Семья, род, долг, честь или любовь? Ну?
— А ты бы что выбрала, Каринэ… Разве простила бы убийцу брата? — Ануш не спрашивала у Карины совета. Просто нужно было чем-то закончить свой печальный рассказ. Поставить точку.
— Я не знаю, — честно ответила Карина. — Мне дедушку Вазгена ужасно жалко. Ты даже не представляешь, как сильно. А он… он точно из-за этого… из-за Шорохова умер? Ты уверена? Прости! Прости! Не плачь!
Вот так. И ничего у них не получилось! Вазген Ангурян погиб в драке. Началась и покатилась вперед в будущее вражда, похожая на каменный шар-убийцу — такая же безмозглая. Все осталось по-прежнему. Только вдобавок еще и Макар застрял неизвестно где. Еще Карине было смертельно жаль сидящую напротив, потерянную, измученную девчушку. Жаль, что вот так нелепо, страшно закончилась ее коротенькая любовь и что она так и не найдет в себе силы простить любимого и забыть не сумеет. Проволочится всю жизнь бобылихой, до смерти будет предана одному лишь лабиринту. Похоронит себя в нем заживо.

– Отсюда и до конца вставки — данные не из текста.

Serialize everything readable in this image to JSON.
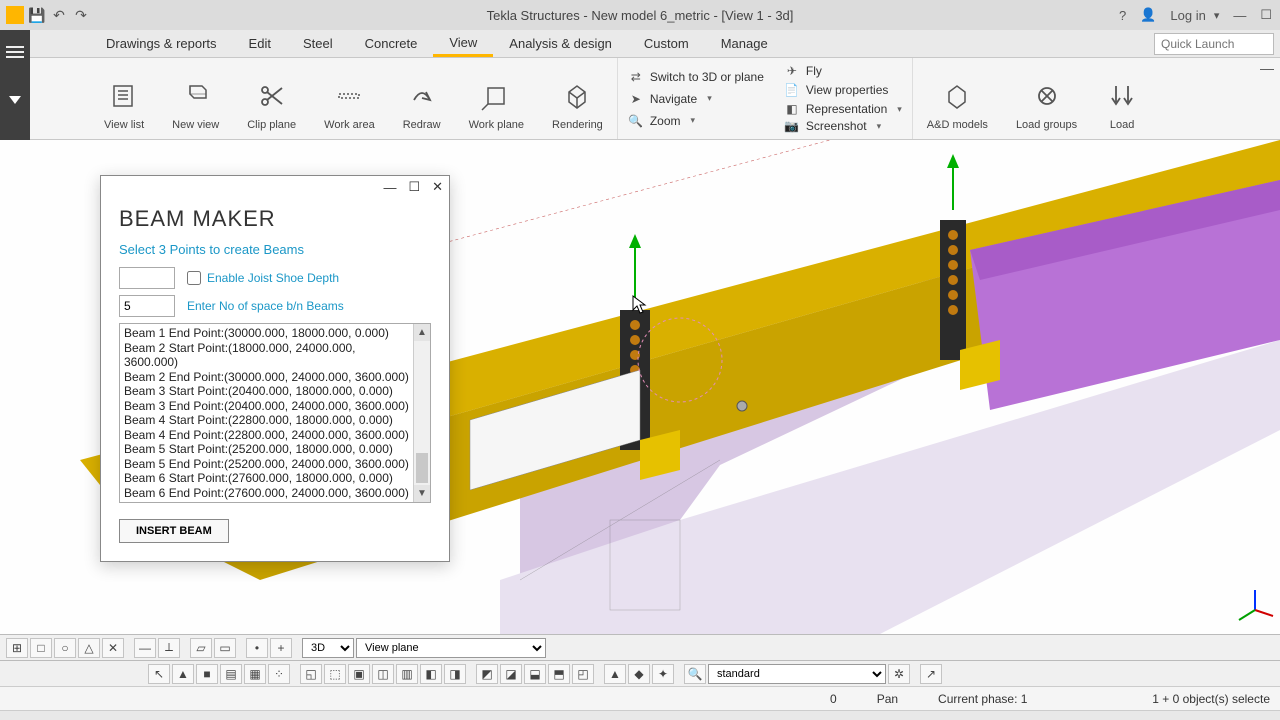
{
  "title": "Tekla Structures - New model 6_metric - [View 1 - 3d]",
  "login": "Log in",
  "quick_launch_placeholder": "Quick Launch",
  "tabs": [
    "Drawings & reports",
    "Edit",
    "Steel",
    "Concrete",
    "View",
    "Analysis & design",
    "Custom",
    "Manage"
  ],
  "active_tab": 4,
  "ribbon": {
    "view_list": "View list",
    "new_view": "New view",
    "clip_plane": "Clip plane",
    "work_area": "Work area",
    "redraw": "Redraw",
    "work_plane": "Work plane",
    "rendering": "Rendering",
    "switch": "Switch to 3D or plane",
    "navigate": "Navigate",
    "zoom": "Zoom",
    "fly": "Fly",
    "view_props": "View properties",
    "representation": "Representation",
    "screenshot": "Screenshot",
    "ad_models": "A&D models",
    "load_groups": "Load groups",
    "load": "Load"
  },
  "dialog": {
    "title": "BEAM MAKER",
    "prompt": "Select 3 Points to create Beams",
    "enable_joist": "Enable Joist Shoe Depth",
    "enter_spaces": "Enter No of space b/n Beams",
    "spaces_value": "5",
    "depth_value": "",
    "list": [
      "Beam 1 End Point:(30000.000, 18000.000, 0.000)",
      "Beam 2 Start Point:(18000.000, 24000.000, 3600.000)",
      "Beam 2 End Point:(30000.000, 24000.000, 3600.000)",
      "Beam 3 Start Point:(20400.000, 18000.000, 0.000)",
      "Beam 3 End Point:(20400.000, 24000.000, 3600.000)",
      "Beam 4 Start Point:(22800.000, 18000.000, 0.000)",
      "Beam 4 End Point:(22800.000, 24000.000, 3600.000)",
      "Beam 5 Start Point:(25200.000, 18000.000, 0.000)",
      "Beam 5 End Point:(25200.000, 24000.000, 3600.000)",
      "Beam 6 Start Point:(27600.000, 18000.000, 0.000)",
      "Beam 6 End Point:(27600.000, 24000.000, 3600.000)"
    ],
    "insert": "INSERT BEAM"
  },
  "tb1": {
    "sel3d": "3D",
    "viewplane": "View plane"
  },
  "tb2": {
    "standard": "standard"
  },
  "status": {
    "zero": "0",
    "pan": "Pan",
    "phase": "Current phase: 1",
    "objects": "1 + 0 object(s) selecte"
  }
}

Карина поежилась. Надо же. Ведь она так завидовала бабке Ануш. Теперь же зависть исчезла, сменившись состраданием. Она пересела поближе к новой своей подруге, обняла за худые плечи и прижала к себе. Как будто хотела защитить от того, что ее ждет. А еще поняла, что ничего Анушке не расскажет, даже если та вдруг передумает и все же спросит, что дальше. Не расскажет! Ну, или соврет. Что-нибудь красивое соврет. Например, что у Ануш Ангурян случилась новая любовь, что сыграли свадьбу, нарожали детей и что в доме их были самые большие в городе рождественские елки и самая вкусная хашлама.
— Полно грустить, Каринэ. Признайся лучше, у тебя самой любимый есть? Как зовут? Красивый ли? Добрый?
— Красивый и добрый. Я же ради него сюда и пришла! Он же дурак… В линзу сунулся и пропал. И вот он где-то здесь, я здесь, только мы ни встретиться, ни выбраться обратно не можем…
— Как так? Да ты плачешь? Да что же это ты… Не плачь! Ну не плачь.